As I laid out my tent in the grass in front of the third base dugout, I quickly realized my tent poles were missing and my dreams of sleeping on the field were slipping away.
“You can use my tent,” said contestant Barbra Finley, who wanted to sleep under the stars that night.
I couldn’t bring myself to use the few resources available to contestants, and luckily Boyd sprang into action and grabbed a spare tent out of his car for me to borrow. When I tried to set up the tent alone the remaining six contestants insisted on helping me get settled in.
The next morning I saw just how inventive the contestants became. Cameron Warren, a college student, scored some unopened ketchup and sweet relish packets from the stands to share and dress up the dreaded hot dogs. Someone found a bat in a dugout and another found a bucket of baseballs.
Each contestant took turns pitching and hitting balls in the outfield after the morning sprinklers finished their cycle. Eventually, they killed time playing rummy while choking down their sixth hot dog of the series.
What started as a competition morphed into summer-camp style friendships — with the occasional accusation about who found one of the hidden immunity idols and was lying about it.
Lone survivor, not so alone
At the start of the final baseball game in the series, the final four contestants sat near their tents, while the other contestants who were already voted off cheered for them in the stands.
“I’m not really nervous, this is probably the least nervous about a challenge or anything that I’ve been,” said Joey McDermid. “I’m just stoked to be here at the end and we get to watch this last game.”
Wilson, who was voted earlier off that day, stood on the concourse to watch each challenge unfold. While she was excited to go home and take a shower, she was struck by how much she missed her fellow contestants as she drove away earlier that afternoon. That evening, the group started making plans to reunite at future PaddleHeads games.
As the game wrapped up McDermid was revealed as the winner of the first ever Survivor Series and Tina Ostrowski was dubbed the fan favorite and secured an overwhelming majority of votes cast online. Some fans stopped and asked Ostrowski for a photo before they left the game.

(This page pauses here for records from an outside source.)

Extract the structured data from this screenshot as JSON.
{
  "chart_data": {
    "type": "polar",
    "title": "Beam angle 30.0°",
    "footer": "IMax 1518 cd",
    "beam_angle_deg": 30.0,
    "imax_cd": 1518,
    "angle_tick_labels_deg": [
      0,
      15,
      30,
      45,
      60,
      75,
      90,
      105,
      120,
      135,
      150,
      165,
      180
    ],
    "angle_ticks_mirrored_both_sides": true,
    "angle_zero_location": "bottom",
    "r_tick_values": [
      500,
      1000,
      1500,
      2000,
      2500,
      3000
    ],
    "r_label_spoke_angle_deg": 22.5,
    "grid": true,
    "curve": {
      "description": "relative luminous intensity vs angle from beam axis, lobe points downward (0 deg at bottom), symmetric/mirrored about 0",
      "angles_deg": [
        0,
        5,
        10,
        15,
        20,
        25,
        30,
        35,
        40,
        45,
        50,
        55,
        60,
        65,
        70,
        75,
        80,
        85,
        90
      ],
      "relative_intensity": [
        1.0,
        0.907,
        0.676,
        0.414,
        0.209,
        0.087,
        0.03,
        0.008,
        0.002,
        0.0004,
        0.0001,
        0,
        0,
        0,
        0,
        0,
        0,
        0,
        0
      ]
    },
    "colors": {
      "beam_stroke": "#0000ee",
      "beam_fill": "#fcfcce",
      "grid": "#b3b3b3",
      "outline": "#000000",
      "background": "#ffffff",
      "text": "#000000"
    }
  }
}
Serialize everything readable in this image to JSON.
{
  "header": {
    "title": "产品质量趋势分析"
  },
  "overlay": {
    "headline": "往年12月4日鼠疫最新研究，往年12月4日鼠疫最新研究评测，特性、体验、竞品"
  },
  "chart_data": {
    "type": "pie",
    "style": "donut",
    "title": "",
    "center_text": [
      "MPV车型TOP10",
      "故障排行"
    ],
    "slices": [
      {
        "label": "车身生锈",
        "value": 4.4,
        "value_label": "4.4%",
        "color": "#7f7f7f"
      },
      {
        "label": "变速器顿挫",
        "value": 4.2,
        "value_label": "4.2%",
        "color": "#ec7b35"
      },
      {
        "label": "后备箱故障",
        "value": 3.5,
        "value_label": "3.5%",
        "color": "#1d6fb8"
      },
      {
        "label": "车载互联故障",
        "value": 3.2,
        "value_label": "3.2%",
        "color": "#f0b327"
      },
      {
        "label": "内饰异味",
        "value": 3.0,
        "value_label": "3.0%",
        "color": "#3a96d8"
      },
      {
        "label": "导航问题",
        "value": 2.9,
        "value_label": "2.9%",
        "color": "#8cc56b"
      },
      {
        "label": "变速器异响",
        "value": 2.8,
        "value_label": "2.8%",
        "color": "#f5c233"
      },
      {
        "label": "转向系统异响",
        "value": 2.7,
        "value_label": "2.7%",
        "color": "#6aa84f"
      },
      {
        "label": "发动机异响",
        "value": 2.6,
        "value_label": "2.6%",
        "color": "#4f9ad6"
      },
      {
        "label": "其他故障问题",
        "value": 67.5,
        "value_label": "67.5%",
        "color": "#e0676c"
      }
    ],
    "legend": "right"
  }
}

McDermid is looking forward to using the season tickets with his son Oliver next year.
“It feels really good to have won and it was really cool having my family there and my boy to watch me,” McDermid said. “That was one of the funnest experiences I’ve ever had.”
After the game, Boyd was already looking forward to reliving the experience by watching the upcoming episodes on YouTube. Despite his exhaustion from him, he’s looking forward to a potential second “Survivor” next year.
“Everything worked,” he said. “I don’t know how to put it in words. There’s going to be a lot of joy watching these episodes and how awesome our production team put it together. I’m just going to be blown away. It’s something I get to hold on to the rest of my life.”